The biggest challenge for creating the digital coherent optical communications system was developing a higher-speed DSP. Initially, it was assumed that making a DSP that can operate from 40 to 100 Gbps would be very difficult. However, a transmission system provider in Canada developed a 40-Gbps DSP for dual-polarization QPSK signals and demonstrated its very high performance in compensating for chromatic dispersion and polarization-mode dispersion. This had a big impact on the fiber-optic communications field. In fact, digital coherent systems are now regarded as the mainstream technology for long-distance transmission at 40 to 100 Gbps.  

Dr. Kikuchi has been a principal researcher in the field of coherent optical transmission since 1980. His theoretical and experimental accomplishments and creative proposals have been leading contributions to coherent optical fiber communications systems.  

Dr. Nakazawa made distinguished contributions to multi-level digital coherent technologies. He proposed the world’s first system application especially for optical QAM transmission in 2006. In addition, he recently achieved experimental transmission for 1024-level QAM, which maximally utilized the optical phase and amplitude information.  

He started his research in this area in 2000. That is when he developed a stable 1.5-micrometer wavelength erbium fiber laser having a narrow spectral width. It was tuned to an acetylene molecule absorption spectrum. His aim was to apply the laser for the signal and local light source for coherent QAM optical transmission. Using intermediate frequency (IF) stabilization circuits and a QAM optical modulator that he developed, he has experimentally performed many multi-level QAM transmission experiments. These include ones at the 64 and 128 levels in 2006, at the 256 to 512 levels in 2010 and 2011, and at 1024 in 2012. The frequency utilization efficiency has significantly improved from around 1 to 14 bit/s/Hz, which is very close to the Shannon limit spectral efficiency and is the world’s highest efficiency ever achieved in optical fiber transmission experiments. Although much improvement will be required to commercialize these QAM systems, he has achieved unrivaled and enlightening results in this research field.  
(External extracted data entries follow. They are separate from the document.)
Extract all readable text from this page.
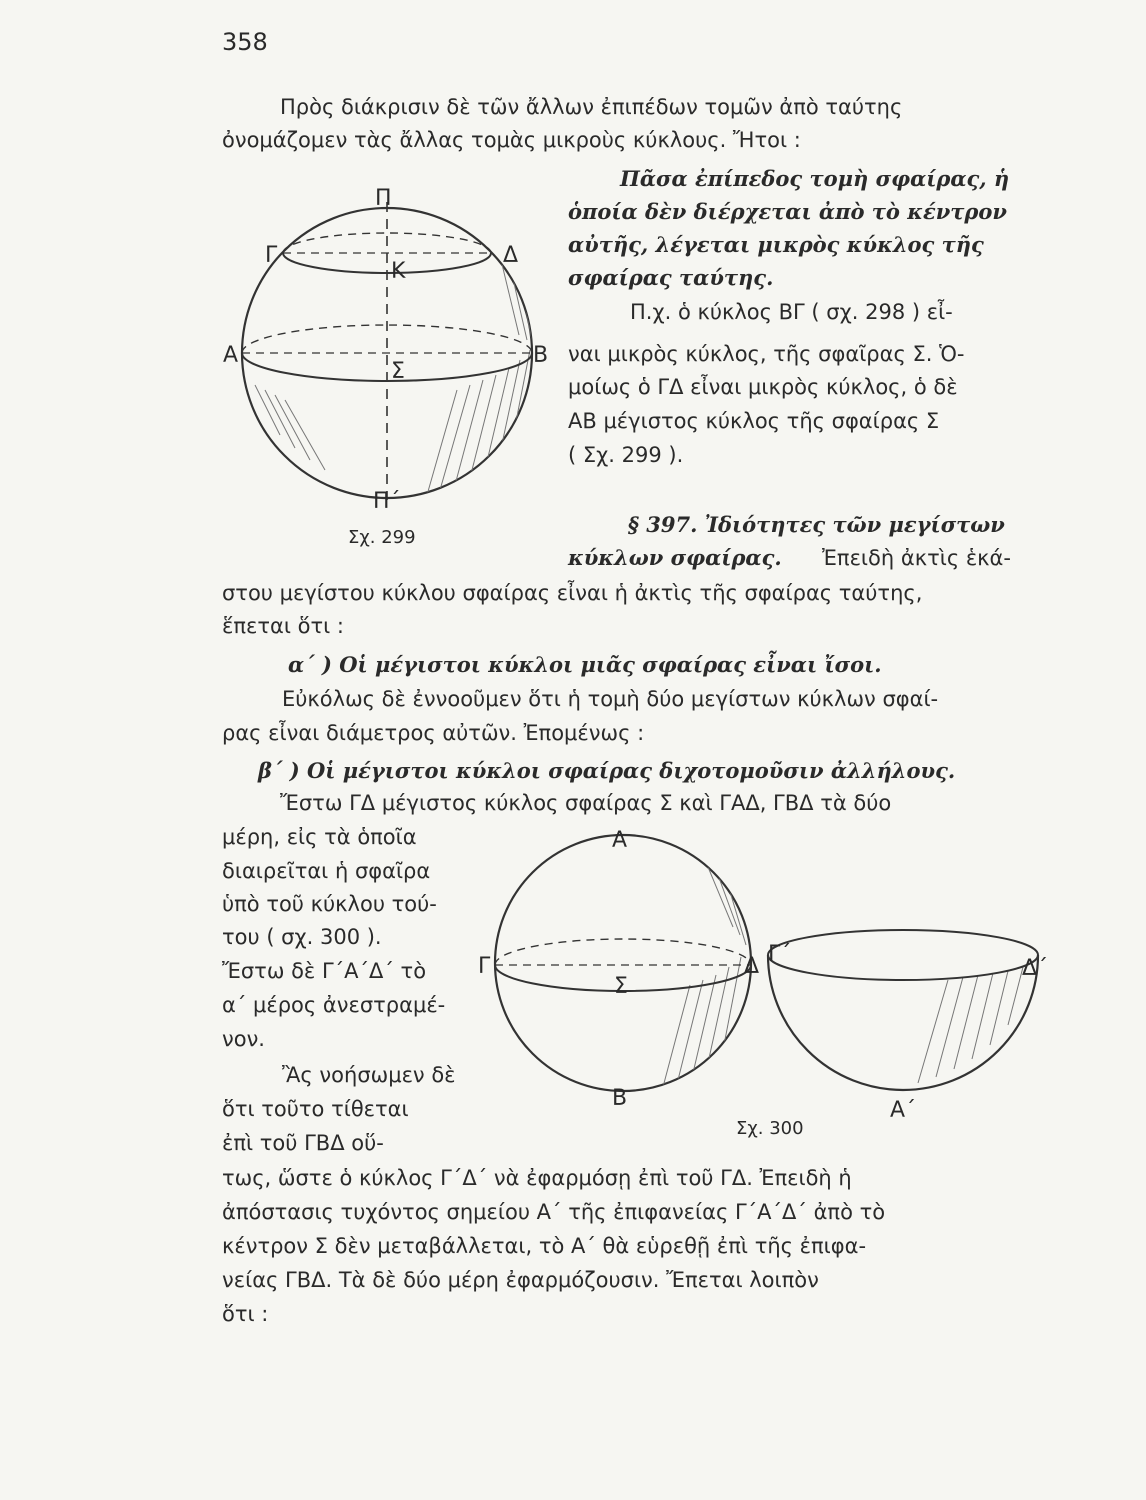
358

Πρὸς διάκρισιν δὲ τῶν ἄλλων ἐπιπέδων τομῶν ἀπὸ ταύτης

ὀνομάζομεν τὰς ἄλλας τομὰς μικροὺς κύκλους. Ἤτοι :

Πᾶσα ἐπίπεδος τομὴ σφαίρας, ἡ

ὁποία δὲν διέρχεται ἀπὸ τὸ κέντρον

αὐτῆς, λέγεται μικρὸς κύκλος τῆς

σφαίρας ταύτης.

Π.χ. ὁ κύκλος ΒΓ ( σχ. 298 ) εἶ-

ναι μικρὸς κύκλος, τῆς σφαῖρας Σ. Ὁ-

μοίως ὁ ΓΔ εἶναι μικρὸς κύκλος, ὁ δὲ

ΑΒ μέγιστος κύκλος τῆς σφαίρας Σ

( Σχ. 299 ).

Π
Π΄
Α	Β
Γ	Δ
Κ
Σ

Σχ. 299

§ 397. Ἰδιότητες τῶν μεγίστων

κύκλων σφαίρας. Ἐπειδὴ ἀκτὶς ἑκά-

στου μεγίστου κύκλου σφαίρας εἶναι ἡ ἀκτὶς τῆς σφαίρας ταύτης,

ἕπεται ὅτι :

α΄ ) Οἱ μέγιστοι κύκλοι μιᾶς σφαίρας εἶναι ἴσοι.

Εὐκόλως δὲ ἐννοοῦμεν ὅτι ἡ τομὴ δύο μεγίστων κύκλων σφαί-

ρας εἶναι διάμετρος αὐτῶν. Ἐπομένως :

β΄ ) Οἱ μέγιστοι κύκλοι σφαίρας διχοτομοῦσιν ἀλλήλους.

Ἔστω ΓΔ μέγιστος κύκλος σφαίρας Σ καὶ ΓΑΔ, ΓΒΔ τὰ δύο

μέρη, εἰς τὰ ὁποῖα

διαιρεῖται ἡ σφαῖρα

ὑπὸ τοῦ κύκλου τού-

του ( σχ. 300 ).

Ἔστω δὲ Γ΄Α΄Δ΄ τὸ

α΄ μέρος ἀνεστραμέ-

νον.

Ἂς νοήσωμεν δὲ

ὅτι τοῦτο τίθεται

ἐπὶ τοῦ ΓΒΔ οὕ-

Α
Β
Γ	Δ
Σ
Γ΄
Δ΄
Α΄

Σχ. 300

τως, ὥστε ὁ κύκλος Γ΄Δ΄ νὰ ἐφαρμόσῃ ἐπὶ τοῦ ΓΔ. Ἐπειδὴ ἡ

ἀπόστασις τυχόντος σημείου Α΄ τῆς ἐπιφανείας Γ΄Α΄Δ΄ ἀπὸ τὸ

κέντρον Σ δὲν μεταβάλλεται, τὸ Α΄ θὰ εὑρεθῇ ἐπὶ τῆς ἐπιφα-

νείας ΓΒΔ. Τὰ δὲ δύο μέρη ἐφαρμόζουσιν. Ἔπεται λοιπὸν

ὅτι :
In addition, he has long been known internationally for his numerous contributions to optical fiber communications. These include the world’s first achievement of a compact laser-diode-pumped EDFA in 1989 and the first demonstration of long-span optical-soliton transmission using compact EDFAs. Recently, he has also been known as a global advocate for the development of paradigm shift fiber optic transmission technologies, such as the use of a mulch-core fiber transmission or a multimode fiber transmission with multi-input/multi-output (MIMO) receiver technology.  

Microwave technology may be considered to be a prerequisite for coherent optical transmission. However, to achieve extremely high-capacity and long-span transmission using optical fiber, various original and creative technologies have been required for the light sources, receiver diversity circuits, DSP control, optical fiber dispersion compensation, and so on. Nevertheless, both Dr. Kikuchi and Dr. Nakazawa have played very important roles in effectively developing coherent fiber optic communications systems.  

The NEC C&C Foundation highly praises Dr. Kikuchi and Dr. Nakazawa for their contributions to the advancement of the information technology industry through their research and development on coherent optical fiber communications systems.